Concentration of Measure for the Analysis of Randomized Algorithms

by Devdatt P. Dubhashi, Alessandro Panconesi

Randomized algorithms have become a central part of the algorithms curriculum based on their increasingly widespread use in modern applications. This book presents a coherent and unified treatment of probabilistic techniques for obtaining high- probability estimates on the performance of randomized algorithms. It covers the basic tool kit from the Chernoff-Hoeffding (CH) bounds to more sophisticated techniques like Martingales and isoperimetric inequalities, as well as some recent developments like Talagrand's inequality, transportation cost inequalities, and log-Sobolev inequalities. Along the way, variations on the basic theme are examined, such as CH bounds in dependent settings. The authors emphasize comparative study of the different methods, highlighting respective strengths and weaknesses in concrete example applications. The exposition is tailored to discrete settings sufficient for the analysis of algorithms, avoiding unnecessary measure-theoretic details, thus making the book accessible to computer scientists as well as probabilists and discrete mathematicians.

Genres: Computer Science

214 pages, Hardcover

First published June 15, 2009

Reviews

[Thore Husfeldt · Rating 5 out of 5]

Splendidly written, crisp, insightful, ambitious, and highly polished.

[Altug Karakurt · Rating 1 out of 5]

TL;DR This is THE worst textbook I have ever laid eyes on.

We studied this book as a group of 7 graduate electrical engineering students, so I'm pretty sure this is not a "oh it was too advanced, it went over your head" kind of bad experiences.

The first chapter is great. Concise, to-the-point and intuitive. I liked the flow of the text a lot and I was looking forward to the following chapters.
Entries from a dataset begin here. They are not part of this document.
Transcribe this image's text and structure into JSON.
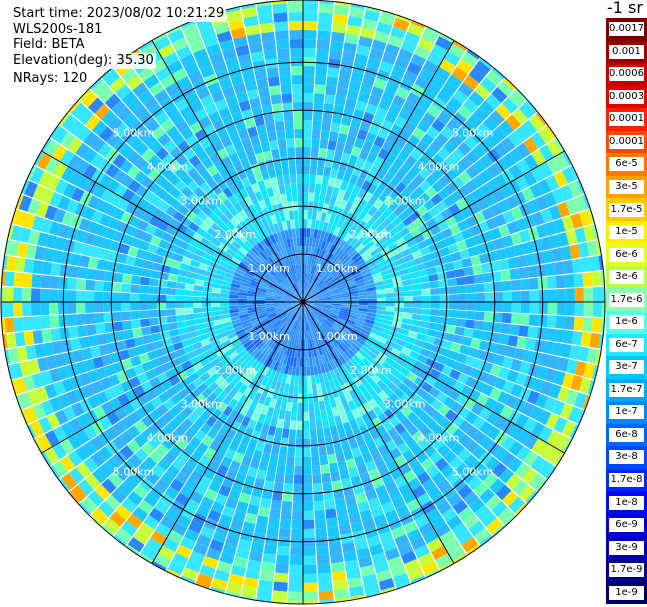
{
  "info": {
    "start_time": "Start time: 2023/08/02 10:21:29",
    "instrument": "WLS200s-181",
    "field": "Field: BETA",
    "elevation": "Elevation(deg): 35.30",
    "nrays": "NRays: 120"
  },
  "ppi": {
    "nrays": 120,
    "range_rings": [
      {
        "label": "1.00km",
        "km": 1
      },
      {
        "label": "2.00km",
        "km": 2
      },
      {
        "label": "3.00km",
        "km": 3
      },
      {
        "label": "4.00km",
        "km": 4
      },
      {
        "label": "5.00km",
        "km": 5
      }
    ],
    "max_range_km": 6.3,
    "spoke_step_deg": 30
  },
  "colorbar": {
    "title": "-1 sr",
    "ticks": [
      "0.0017",
      "0.001",
      "0.0006",
      "0.0003",
      "0.00017",
      "0.0001",
      "6e-5",
      "3e-5",
      "1.7e-5",
      "1e-5",
      "6e-6",
      "3e-6",
      "1.7e-6",
      "1e-6",
      "6e-7",
      "3e-7",
      "1.7e-7",
      "1e-7",
      "6e-8",
      "3e-8",
      "1.7e-8",
      "1e-8",
      "6e-9",
      "3e-9",
      "1.7e-9",
      "1e-9"
    ],
    "colors": [
      "#7a0000",
      "#a00000",
      "#c80000",
      "#e00000",
      "#ff2000",
      "#ff4a00",
      "#ff7800",
      "#ffa000",
      "#ffc800",
      "#ffee00",
      "#e6ff1a",
      "#b8ff46",
      "#8affb0",
      "#50ffe8",
      "#20e8ff",
      "#00c8ff",
      "#00a8ff",
      "#0088ff",
      "#0068ff",
      "#0048ff",
      "#0028ff",
      "#0008ff",
      "#0000e0",
      "#0000b8",
      "#000090",
      "#000068"
    ]
  }
}
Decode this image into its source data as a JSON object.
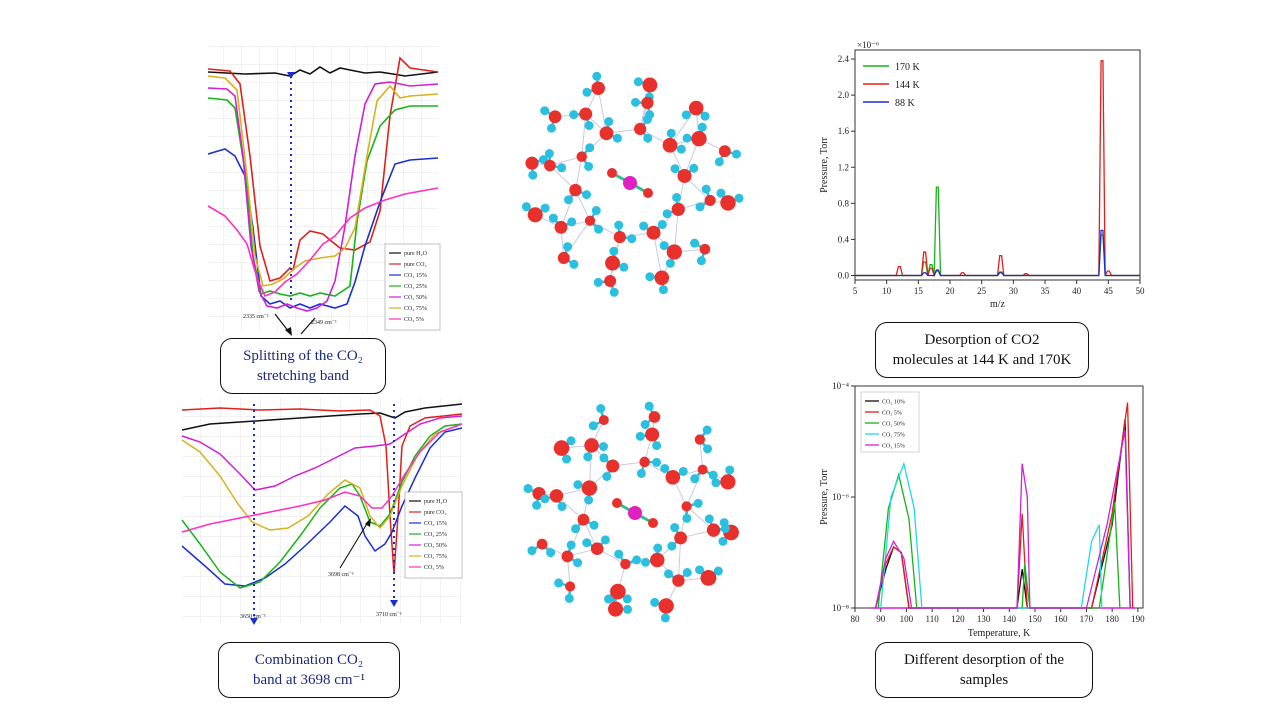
{
  "captions": {
    "top_left": {
      "line1": "Splitting of the CO₂",
      "line2": "stretching band"
    },
    "bottom_left": {
      "line1": "Combination CO₂",
      "line2": "band at 3698 cm⁻¹"
    },
    "top_right": {
      "line1": "Desorption of CO2",
      "line2": "molecules at 144 K and 170K"
    },
    "bottom_right": {
      "line1": "Different desorption of the",
      "line2": "samples"
    }
  },
  "ir_top": {
    "annotations": {
      "left": "2335 cm⁻¹",
      "right": "2349 cm⁻¹"
    },
    "legend": [
      "pure H₂O",
      "pure CO₂",
      "CO₂ 15%",
      "CO₂ 25%",
      "CO₂ 50%",
      "CO₂ 75%",
      "CO₂ 5%"
    ]
  },
  "ir_bottom": {
    "annotations": {
      "left": "3650 cm⁻¹",
      "mid": "3698 cm⁻¹",
      "right": "3710 cm⁻¹"
    },
    "legend": [
      "pure H₂O",
      "pure CO₂",
      "CO₂ 15%",
      "CO₂ 25%",
      "CO₂ 50%",
      "CO₂ 75%",
      "CO₂ 5%"
    ]
  },
  "colors": {
    "black": "#111111",
    "red": "#e0201c",
    "blue": "#1a2fd0",
    "green": "#18b418",
    "magenta": "#d020d8",
    "yellow": "#d8b020",
    "pink": "#ff30c0",
    "cyan": "#20d8e8",
    "atom_oxygen": "#e8302c",
    "atom_hydrogen": "#2bc0e0",
    "atom_center": "#e020c0"
  },
  "chart_data": [
    {
      "type": "line",
      "title": "",
      "xlabel": "m/z",
      "ylabel": "Pressure, Torr",
      "y_multiplier_label": "×10⁻⁶",
      "xlim": [
        5,
        50
      ],
      "ylim": [
        -0.05,
        2.5
      ],
      "xticks": [
        5,
        10,
        15,
        20,
        25,
        30,
        35,
        40,
        45,
        50
      ],
      "yticks": [
        "0.0",
        "0.4",
        "0.8",
        "1.2",
        "1.6",
        "2.0",
        "2.4"
      ],
      "legend_position": "top-left",
      "series": [
        {
          "name": "170 K",
          "color": "#18b418",
          "peaks": [
            [
              16,
              0.15
            ],
            [
              17,
              0.12
            ],
            [
              18,
              0.98
            ],
            [
              28,
              0.04
            ],
            [
              44,
              0.45
            ]
          ]
        },
        {
          "name": "144 K",
          "color": "#e0201c",
          "peaks": [
            [
              12,
              0.1
            ],
            [
              16,
              0.26
            ],
            [
              17,
              0.08
            ],
            [
              18,
              0.05
            ],
            [
              22,
              0.03
            ],
            [
              28,
              0.22
            ],
            [
              32,
              0.02
            ],
            [
              44,
              2.38
            ],
            [
              45,
              0.05
            ]
          ]
        },
        {
          "name": "88 K",
          "color": "#1a2fd0",
          "peaks": [
            [
              16,
              0.03
            ],
            [
              18,
              0.06
            ],
            [
              28,
              0.03
            ],
            [
              44,
              0.5
            ]
          ]
        }
      ]
    },
    {
      "type": "line",
      "title": "",
      "xlabel": "Temperature, K",
      "ylabel": "Pressure, Torr",
      "xlim": [
        80,
        192
      ],
      "ylim_log": [
        -8,
        -4
      ],
      "xticks": [
        80,
        90,
        100,
        110,
        120,
        130,
        140,
        150,
        160,
        170,
        180,
        190
      ],
      "yticks": [
        "10⁻⁸",
        "10⁻⁶",
        "10⁻⁴"
      ],
      "legend_position": "top-left",
      "series": [
        {
          "name": "CO₂ 10%",
          "color": "#111111",
          "points": [
            [
              88,
              -8
            ],
            [
              92,
              -7.3
            ],
            [
              95,
              -6.9
            ],
            [
              98,
              -7.0
            ],
            [
              101,
              -8
            ],
            [
              143,
              -8
            ],
            [
              145,
              -7.3
            ],
            [
              147,
              -8
            ],
            [
              172,
              -8
            ],
            [
              180,
              -6.5
            ],
            [
              185,
              -4.6
            ],
            [
              187,
              -8
            ]
          ]
        },
        {
          "name": "CO₂ 5%",
          "color": "#e0201c",
          "points": [
            [
              88,
              -8
            ],
            [
              92,
              -7.2
            ],
            [
              95,
              -6.9
            ],
            [
              98,
              -7.0
            ],
            [
              101,
              -8
            ],
            [
              143,
              -8
            ],
            [
              145,
              -6.3
            ],
            [
              147,
              -8
            ],
            [
              172,
              -8
            ],
            [
              180,
              -6.3
            ],
            [
              186,
              -4.3
            ],
            [
              188,
              -8
            ]
          ]
        },
        {
          "name": "CO₂ 50%",
          "color": "#18b418",
          "points": [
            [
              89,
              -8
            ],
            [
              93,
              -6.2
            ],
            [
              97,
              -5.6
            ],
            [
              101,
              -6.4
            ],
            [
              104,
              -8
            ],
            [
              145,
              -8
            ],
            [
              146,
              -7.2
            ],
            [
              148,
              -8
            ],
            [
              175,
              -8
            ],
            [
              181,
              -6.1
            ],
            [
              183,
              -8
            ]
          ]
        },
        {
          "name": "CO₂ 75%",
          "color": "#20d8e8",
          "points": [
            [
              90,
              -8
            ],
            [
              94,
              -6.0
            ],
            [
              99,
              -5.4
            ],
            [
              103,
              -6.2
            ],
            [
              106,
              -8
            ],
            [
              168,
              -8
            ],
            [
              172,
              -6.8
            ],
            [
              175,
              -6.5
            ],
            [
              176,
              -8
            ]
          ]
        },
        {
          "name": "CO₂ 15%",
          "color": "#d020d8",
          "points": [
            [
              88,
              -8
            ],
            [
              92,
              -7.1
            ],
            [
              95,
              -6.8
            ],
            [
              99,
              -7.1
            ],
            [
              102,
              -8
            ],
            [
              143,
              -8
            ],
            [
              145,
              -5.4
            ],
            [
              147,
              -6.0
            ],
            [
              148,
              -8
            ],
            [
              170,
              -8
            ],
            [
              178,
              -6.5
            ],
            [
              185,
              -4.8
            ],
            [
              187,
              -8
            ]
          ]
        }
      ]
    }
  ]
}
After this point everything went downhill.

Second chapter was not horrible. The examples were a little too detailed and they took some work to understand. More importantly, most of the intermediate (and sometimes crucial) steps are either skipped or left to the reader without any hints, etc. Exercises are beneficial only when they serve as repetition or extension of a known concept, not when they are employed for the first time.

Third chapter was just a joke. There are typos in the THEOREM statements. Not the derivation, but the actual result. It was obvious that they stopped caring at this point. Some examples contain symbols and functions that are not defined. This is because they are copied from various papers and to understand what the hell is going on, you have to google the problem and try to find a match that also appears in the references of the book and read from there. Most of our time was spent on trying to understand "what the hell does he mean?" rather than thinking about the mathematical arguments.

Such a rich and interesting topic couldn't be butchered worse than this. How a textbook has so many typos, missing notation and blatantly copy-pasted examples is beyond me. Do yourself a favor and look for an alternative source.